La importancia de la sustancia blanca en el desarrollo de la patología de la EA
Ya que el LP (a) es el último en mielinizarse, (b) es el más vulnerable a daños en la mielina y a mecanismos tóxicos y neuropatológicos, (c) tiene vainas de mielina más delgadas y (d) la integridad de su sustancia blanca es altamente heredable, Jacobs et al. proponen un modelo en el que el daño en la mielina es un factor crítico en el desarrollo de la EA: 

Las áreas asociativas [como el LP] tienen vainas de mielina más delgadas y más susceptibles --> lo que las vuelve más vulnerables a toxinas y a daño oxidativo --> los cuales provienen de factores genéticos y ambientales que modulan negativamente la producción y el mantenimiento de la vaina de mielina.

La "historia" del modelo de Jacobs et al. es más o menos la siguiente: 

--> La reparación de mielina pone una alta demanda sobre los recursos metabólicos, de ahí los hallazgos de hiperactivación en la red cerebral por defecto. 
--> Eso genera la desconexión entre el giro cingulado posterior/precuneus y el lóbulo temporal medial. 
--> La ruptura de los axones, entonces, incrementa la deposición de amiloide extracelular, el cual puede unirse a los receptores sinápticos promotores de toxinas y resultar en placas neuríticas. Las imágenes con PET (que usan el componente B de Pittsburg) pueden detectar estas placas, las cuales están frecuentemente localizadas en regiones parietales posteriores y mediales. 
--> La acumulación de placas amiloideas sobrepasa un umbral. 
--> Al sobrepasar el umbral se genera una cascada de atrofia de sustancia gris en regiones parietales y mediales y, finalmente, 
--> Disfunciones cognitivas.

Adicionalmente, los factores de riesgo cardiovascular inducen estrés oxidativo, lo cual causa disfunciones neurovasculares. Estos cambios vasculares interactúan con la desmielinización y los mecanismos de reparación de la mielina y pueden acelerar el desarrollo de la enfermedad.

Conclusión
Jacobs et al. concluyen que el daño en la mielina asociado con la edad y los mecanismos de reparación (de dicho daño) disminuidos son el evento clave en el inicio de la enfermedad de Alzheimer. Casualmente, el genotipo de la apolipoproteína E4 (apoE4) es el factor de riesgo más investigado para la EA y dicho genotipo está relacionado con la producción de mielina y con los mecanismos de funcionamiento y reparación de la misma.

Referencia:
Jacobs, H.I., Van Boxtel, M.P., Jolles, J., Verhey, F.R., Uylings, H.B. (2012). Parietal cortex matters in Alzheimer's disease: an overview of structural, functional and metabolic findings. Neurosci Biobehav Rev, 36 (1). pp. 297-309.   

Comentario
Bien, esta fue la presentación de nuestro artículo de hoy. Como vimos, estos autores proponen un papel fundamental para las regiones parietales en el inicio de la enfermedad de Alzheimer. De manera muy interesante, ellos señalan que es la vulnerabilidad (al daño asociada con la edad y a la falla de los mecanismos de reparación) de la sustancia blanca que subyace a la corteza parietal como se originaría la patología de Alzheimer (inicialmente, el depósito extracelular de beta-amiloide). Esta vulnerabilidad obedecería principalmente al desarrollo ontogenéticamente tardío del lóbulo parietal. El comienzo de la patología en el lóbulo parietal explicaría los hallazgos funcionales y metabólicos en etapas tempranas de la enfermedad (p. ej., durante el deterioro cognitivo leve).
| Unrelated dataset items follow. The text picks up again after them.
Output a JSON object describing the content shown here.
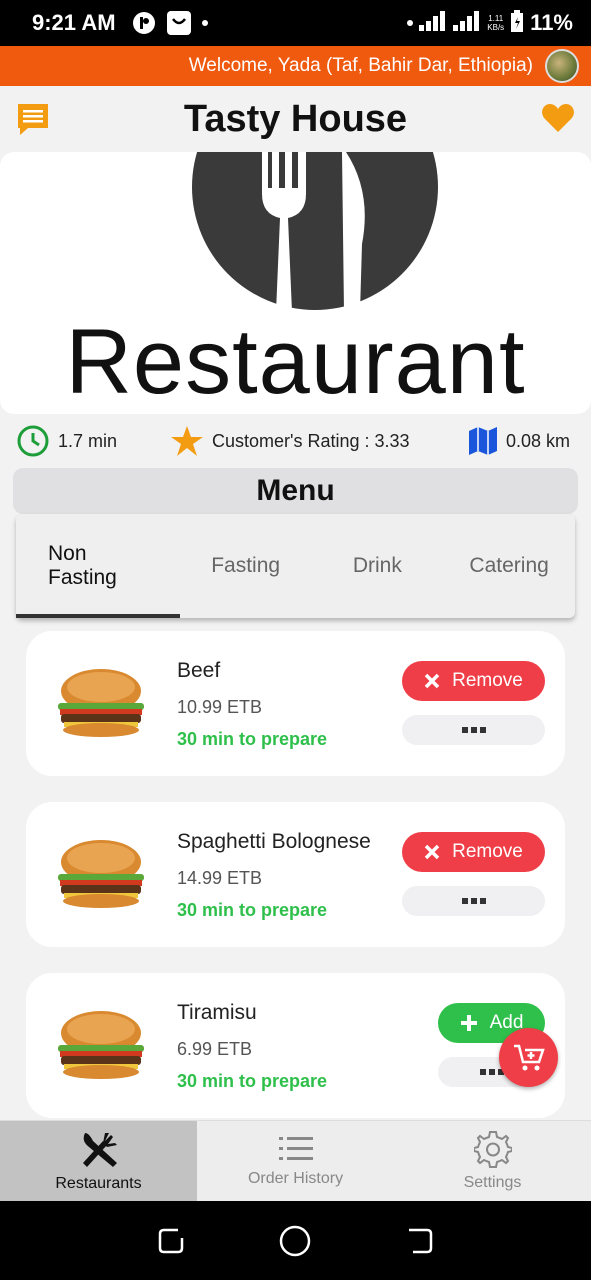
{
  "status_bar": {
    "time": "9:21 AM",
    "net_speed_value": "1.11",
    "net_speed_unit": "KB/s",
    "battery_percent": "11%"
  },
  "welcome": {
    "text": "Welcome, Yada (Taf, Bahir Dar, Ethiopia)"
  },
  "header": {
    "title": "Tasty House",
    "chat_icon": "chat-icon",
    "favorite_icon": "heart-icon",
    "colors": {
      "accent": "#ef5a0f",
      "icon_orange": "#f39c12"
    }
  },
  "hero": {
    "logo_text": "Restaurant"
  },
  "info": {
    "prep_time": "1.7 min",
    "rating": "Customer's Rating : 3.33",
    "distance": "0.08 km"
  },
  "menu": {
    "title": "Menu",
    "tabs": [
      {
        "label_line1": "Non",
        "label_line2": "Fasting",
        "active": true
      },
      {
        "label": "Fasting"
      },
      {
        "label": "Drink"
      },
      {
        "label": "Catering"
      }
    ],
    "items": [
      {
        "name": "Beef",
        "price": "10.99 ETB",
        "prep": "30 min to prepare",
        "action": "Remove"
      },
      {
        "name": "Spaghetti Bolognese",
        "price": "14.99 ETB",
        "prep": "30 min to prepare",
        "action": "Remove"
      },
      {
        "name": "Tiramisu",
        "price": "6.99 ETB",
        "prep": "30 min to prepare",
        "action": "Add"
      }
    ],
    "colors": {
      "remove": "#ef3e47",
      "add": "#2fbf4b",
      "prep": "#2fbf4b"
    }
  },
  "bottom_nav": {
    "items": [
      {
        "label": "Restaurants",
        "icon": "utensils-icon",
        "active": true
      },
      {
        "label": "Order History",
        "icon": "list-icon"
      },
      {
        "label": "Settings",
        "icon": "gear-icon"
      }
    ]
  }
}
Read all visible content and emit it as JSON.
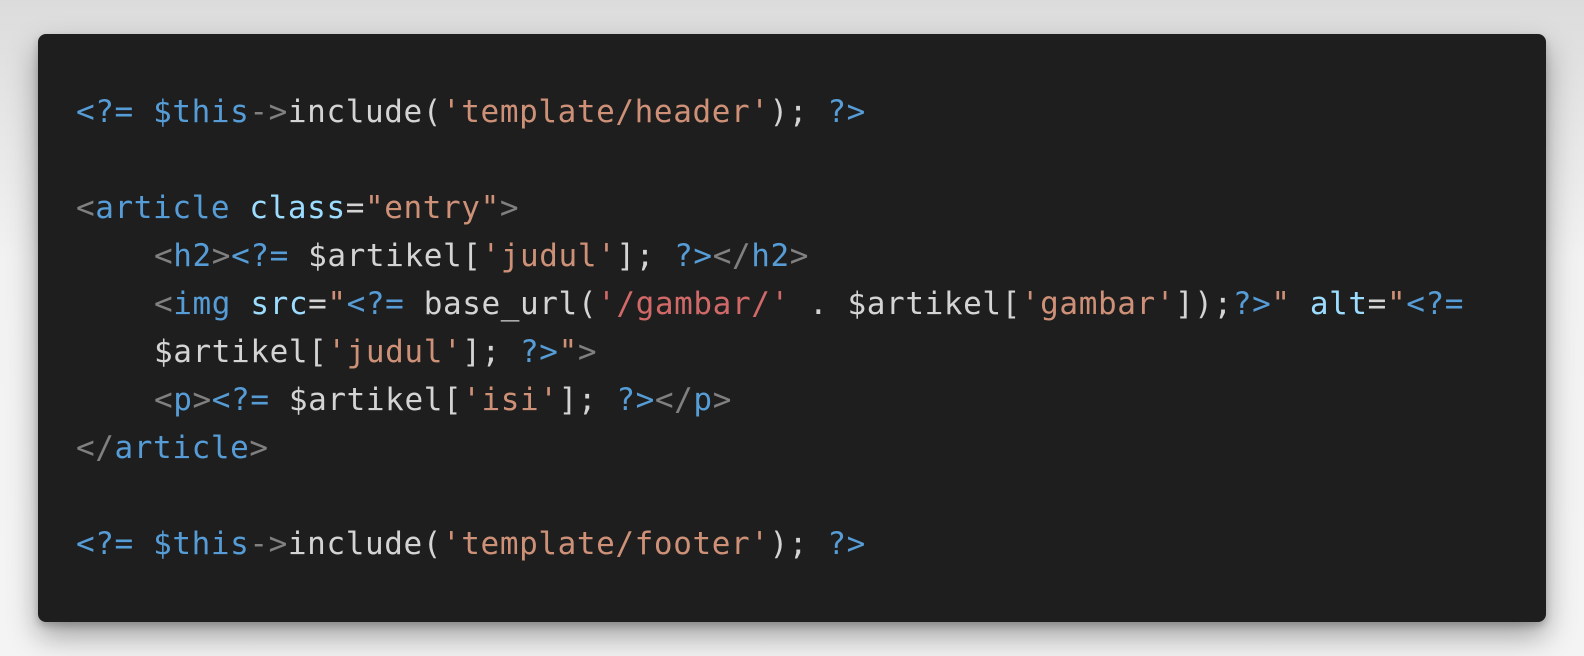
{
  "code_block": {
    "language": "php",
    "colors": {
      "background": "#1e1e1e",
      "keyword_tag": "#569cd6",
      "variable": "#9cdcfe",
      "string": "#ce9178",
      "punctuation": "#808080",
      "default": "#d4d4d4"
    },
    "lines": [
      {
        "indent": false,
        "tokens": [
          {
            "t": "<?=",
            "c": "phptag"
          },
          {
            "t": " ",
            "c": "default"
          },
          {
            "t": "$this",
            "c": "tag"
          },
          {
            "t": "->",
            "c": "punct"
          },
          {
            "t": "include(",
            "c": "default"
          },
          {
            "t": "'template/header'",
            "c": "str"
          },
          {
            "t": "); ",
            "c": "default"
          },
          {
            "t": "?>",
            "c": "phptag"
          }
        ]
      },
      {
        "indent": false,
        "tokens": []
      },
      {
        "indent": false,
        "tokens": [
          {
            "t": "<",
            "c": "punct"
          },
          {
            "t": "article",
            "c": "tag"
          },
          {
            "t": " ",
            "c": "default"
          },
          {
            "t": "class",
            "c": "attr"
          },
          {
            "t": "=",
            "c": "default"
          },
          {
            "t": "\"entry\"",
            "c": "str"
          },
          {
            "t": ">",
            "c": "punct"
          }
        ]
      },
      {
        "indent": true,
        "tokens": [
          {
            "t": "<",
            "c": "punct"
          },
          {
            "t": "h2",
            "c": "tag"
          },
          {
            "t": ">",
            "c": "punct"
          },
          {
            "t": "<?=",
            "c": "phptag"
          },
          {
            "t": " $artikel[",
            "c": "default"
          },
          {
            "t": "'judul'",
            "c": "str"
          },
          {
            "t": "]; ",
            "c": "default"
          },
          {
            "t": "?>",
            "c": "phptag"
          },
          {
            "t": "</",
            "c": "punct"
          },
          {
            "t": "h2",
            "c": "tag"
          },
          {
            "t": ">",
            "c": "punct"
          }
        ]
      },
      {
        "indent": true,
        "tokens": [
          {
            "t": "<",
            "c": "punct"
          },
          {
            "t": "img",
            "c": "tag"
          },
          {
            "t": " ",
            "c": "default"
          },
          {
            "t": "src",
            "c": "attr"
          },
          {
            "t": "=",
            "c": "default"
          },
          {
            "t": "\"",
            "c": "str"
          },
          {
            "t": "<?=",
            "c": "phptag"
          },
          {
            "t": " base_url(",
            "c": "default"
          },
          {
            "t": "'/gambar/'",
            "c": "str-red"
          },
          {
            "t": " . $artikel[",
            "c": "default"
          },
          {
            "t": "'gambar'",
            "c": "str"
          },
          {
            "t": "]);",
            "c": "default"
          },
          {
            "t": "?>",
            "c": "phptag"
          },
          {
            "t": "\"",
            "c": "str"
          },
          {
            "t": " ",
            "c": "default"
          },
          {
            "t": "alt",
            "c": "attr"
          },
          {
            "t": "=",
            "c": "default"
          },
          {
            "t": "\"",
            "c": "str"
          },
          {
            "t": "<?=",
            "c": "phptag"
          }
        ]
      },
      {
        "indent": true,
        "tokens": [
          {
            "t": "$artikel[",
            "c": "default"
          },
          {
            "t": "'judul'",
            "c": "str"
          },
          {
            "t": "]; ",
            "c": "default"
          },
          {
            "t": "?>",
            "c": "phptag"
          },
          {
            "t": "\"",
            "c": "str"
          },
          {
            "t": ">",
            "c": "punct"
          }
        ]
      },
      {
        "indent": true,
        "tokens": [
          {
            "t": "<",
            "c": "punct"
          },
          {
            "t": "p",
            "c": "tag"
          },
          {
            "t": ">",
            "c": "punct"
          },
          {
            "t": "<?=",
            "c": "phptag"
          },
          {
            "t": " $artikel[",
            "c": "default"
          },
          {
            "t": "'isi'",
            "c": "str"
          },
          {
            "t": "]; ",
            "c": "default"
          },
          {
            "t": "?>",
            "c": "phptag"
          },
          {
            "t": "</",
            "c": "punct"
          },
          {
            "t": "p",
            "c": "tag"
          },
          {
            "t": ">",
            "c": "punct"
          }
        ]
      },
      {
        "indent": false,
        "tokens": [
          {
            "t": "</",
            "c": "punct"
          },
          {
            "t": "article",
            "c": "tag"
          },
          {
            "t": ">",
            "c": "punct"
          }
        ]
      },
      {
        "indent": false,
        "tokens": []
      },
      {
        "indent": false,
        "tokens": [
          {
            "t": "<?=",
            "c": "phptag"
          },
          {
            "t": " ",
            "c": "default"
          },
          {
            "t": "$this",
            "c": "tag"
          },
          {
            "t": "->",
            "c": "punct"
          },
          {
            "t": "include(",
            "c": "default"
          },
          {
            "t": "'template/footer'",
            "c": "str"
          },
          {
            "t": "); ",
            "c": "default"
          },
          {
            "t": "?>",
            "c": "phptag"
          }
        ]
      }
    ]
  }
}
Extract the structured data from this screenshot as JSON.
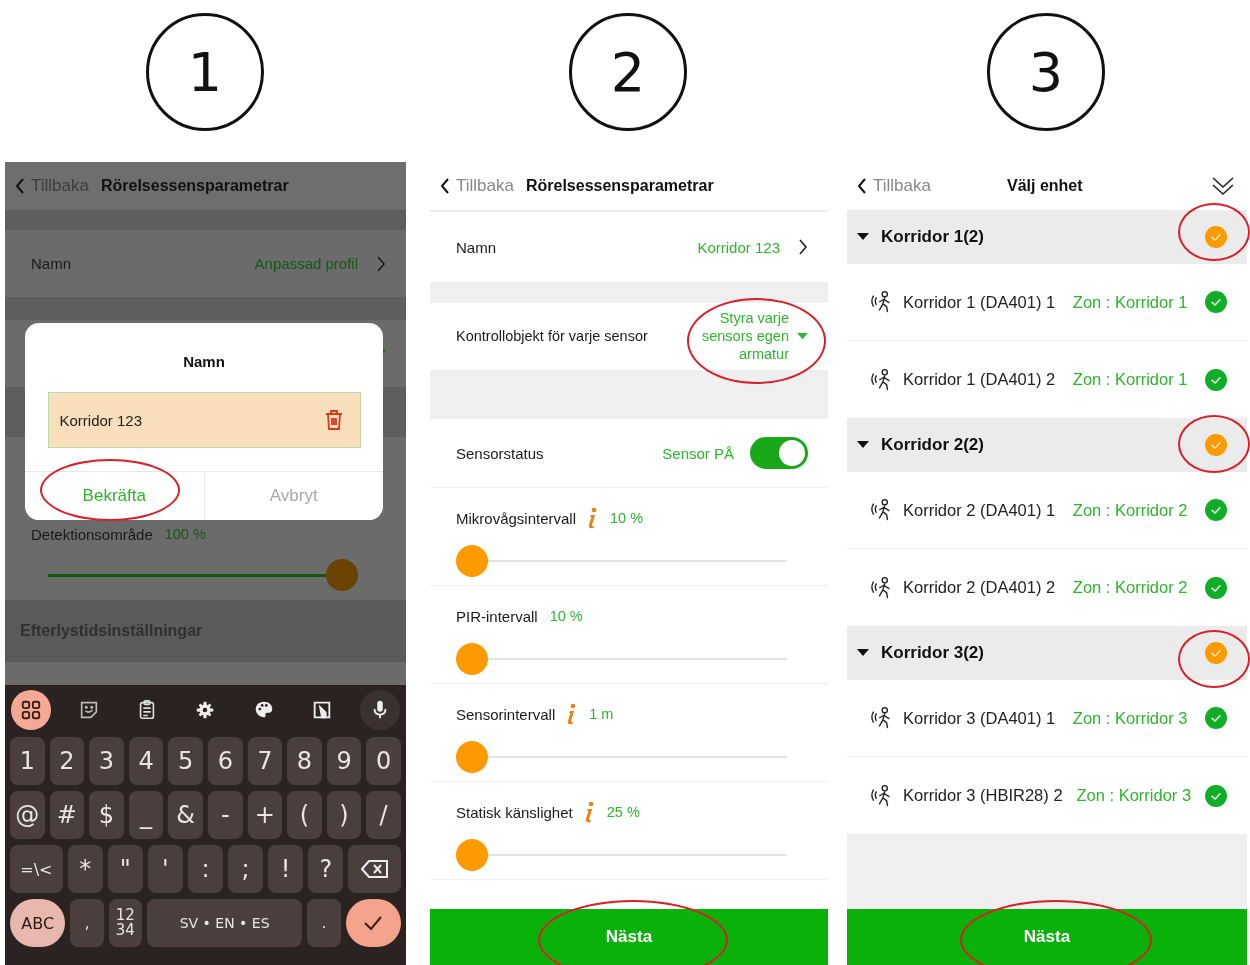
{
  "step_badges": [
    "1",
    "2",
    "3"
  ],
  "screen_1": {
    "header": {
      "back": "Tillbaka",
      "title": "Rörelsessensparametrar"
    },
    "name_row": {
      "label": "Namn",
      "value": "Anpassad profil"
    },
    "detection": {
      "label": "Detektionsområde",
      "reading": "100 %",
      "level": 1
    },
    "section_title": "Efterlystidsinställningar",
    "dialog": {
      "title": "Namn",
      "value": "Korridor 123",
      "buttons": [
        {
          "label": "Bekräfta",
          "kind": "confirm"
        },
        {
          "label": "Avbryt",
          "kind": "cancel"
        }
      ]
    },
    "keyboard": {
      "toolbar": [
        {
          "kind": "apps",
          "selected": true
        },
        {
          "kind": "sticker",
          "selected": false
        },
        {
          "kind": "clipboard",
          "selected": false
        },
        {
          "kind": "settings",
          "selected": false
        },
        {
          "kind": "palette",
          "selected": false
        },
        {
          "kind": "crop",
          "selected": false
        },
        {
          "kind": "mic",
          "selected": false
        }
      ],
      "number_row": [
        {
          "label": "1",
          "kind": "char"
        },
        {
          "label": "2",
          "kind": "char"
        },
        {
          "label": "3",
          "kind": "char"
        },
        {
          "label": "4",
          "kind": "char"
        },
        {
          "label": "5",
          "kind": "char"
        },
        {
          "label": "6",
          "kind": "char"
        },
        {
          "label": "7",
          "kind": "char"
        },
        {
          "label": "8",
          "kind": "char"
        },
        {
          "label": "9",
          "kind": "char"
        },
        {
          "label": "0",
          "kind": "char"
        }
      ],
      "symbol_row": [
        {
          "label": "@",
          "kind": "char"
        },
        {
          "label": "#",
          "kind": "char"
        },
        {
          "label": "$",
          "kind": "char"
        },
        {
          "label": "_",
          "kind": "char"
        },
        {
          "label": "&",
          "kind": "char"
        },
        {
          "label": "-",
          "kind": "char"
        },
        {
          "label": "+",
          "kind": "char"
        },
        {
          "label": "(",
          "kind": "char"
        },
        {
          "label": ")",
          "kind": "char"
        },
        {
          "label": "/",
          "kind": "char"
        }
      ],
      "punctuation_row": [
        {
          "label": "=\\<",
          "kind": "wide"
        },
        {
          "label": "*",
          "kind": "char"
        },
        {
          "label": "\"",
          "kind": "char"
        },
        {
          "label": "'",
          "kind": "char"
        },
        {
          "label": ":",
          "kind": "char"
        },
        {
          "label": ";",
          "kind": "char"
        },
        {
          "label": "!",
          "kind": "char"
        },
        {
          "label": "?",
          "kind": "char"
        },
        {
          "kind": "backspace"
        }
      ],
      "bottom_row": [
        {
          "label": "ABC",
          "kind": "abc"
        },
        {
          "label": ",",
          "kind": "small"
        },
        {
          "label": "12\n34",
          "kind": "small"
        },
        {
          "label": "SV • EN • ES",
          "kind": "space"
        },
        {
          "label": ".",
          "kind": "small"
        },
        {
          "kind": "enter"
        }
      ]
    }
  },
  "screen_2": {
    "header": {
      "back": "Tillbaka",
      "title": "Rörelsessensparametrar"
    },
    "rows": [
      {
        "kind": "nav",
        "label": "Namn",
        "value": "Korridor 123"
      },
      {
        "kind": "dropdown",
        "label": "Kontrollobjekt för varje sensor",
        "value": "Styra varje sensors egen armatur"
      },
      {
        "kind": "toggle",
        "label": "Sensorstatus",
        "value": "Sensor PÅ",
        "on": true
      },
      {
        "kind": "slider",
        "label": "Mikrovågsintervall",
        "info": true,
        "reading": "10 %",
        "level": 0
      },
      {
        "kind": "slider",
        "label": "PIR-intervall",
        "info": false,
        "reading": "10 %",
        "level": 0
      },
      {
        "kind": "slider",
        "label": "Sensorintervall",
        "info": true,
        "reading": "1 m",
        "level": 0
      },
      {
        "kind": "slider",
        "label": "Statisk känslighet",
        "info": true,
        "reading": "25 %",
        "level": 0
      }
    ],
    "button": "Nästa"
  },
  "screen_3": {
    "header": {
      "back": "Tillbaka",
      "title": "Välj enhet"
    },
    "groups": [
      {
        "name": "Korridor 1(2)",
        "expanded": true,
        "checked": true,
        "devices": [
          {
            "name": "Korridor 1 (DA401) 1",
            "zone": "Zon : Korridor 1",
            "checked": true
          },
          {
            "name": "Korridor 1 (DA401) 2",
            "zone": "Zon : Korridor 1",
            "checked": true
          }
        ]
      },
      {
        "name": "Korridor 2(2)",
        "expanded": true,
        "checked": true,
        "devices": [
          {
            "name": "Korridor 2 (DA401) 1",
            "zone": "Zon : Korridor 2",
            "checked": true
          },
          {
            "name": "Korridor 2 (DA401) 2",
            "zone": "Zon : Korridor 2",
            "checked": true
          }
        ]
      },
      {
        "name": "Korridor 3(2)",
        "expanded": true,
        "checked": true,
        "devices": [
          {
            "name": "Korridor 3 (DA401) 1",
            "zone": "Zon : Korridor 3",
            "checked": true
          },
          {
            "name": "Korridor 3 (HBIR28) 2",
            "zone": "Zon : Korridor 3",
            "checked": true
          }
        ]
      }
    ],
    "button": "Nästa"
  }
}
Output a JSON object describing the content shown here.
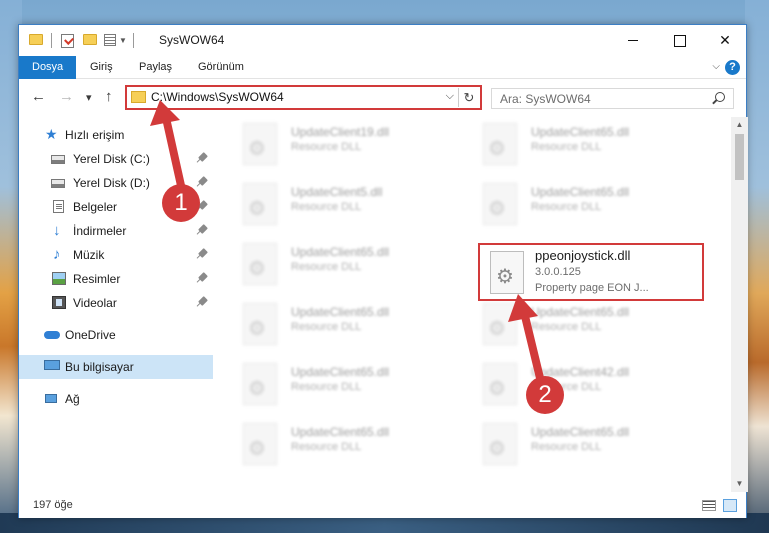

Muy interesante la propuesta, ¿no les parece? Según eso, más que ser los problemas de memoria el primer síntoma de la enfermedad de Alzheimer, las dificultades visuo-espaciales o de cognición espacial (o cualquiera de las múltiples funciones de las regiones parietales) serían los indicadores más tempranos de la enfermedad. Por supuesto, estamos hablando en el contexto del envejecimiento y no de una característica de toda la vida. Faltaría aún ver qué explicación o "aplicación" o ventaja evolutiva tiene esta característica del lóbulo parietal para que genere toda una cascada que desemboca en los síntomas de la enfermedad de Alzheimer...No es descabellado pensarlo, podría ser que la hubiera...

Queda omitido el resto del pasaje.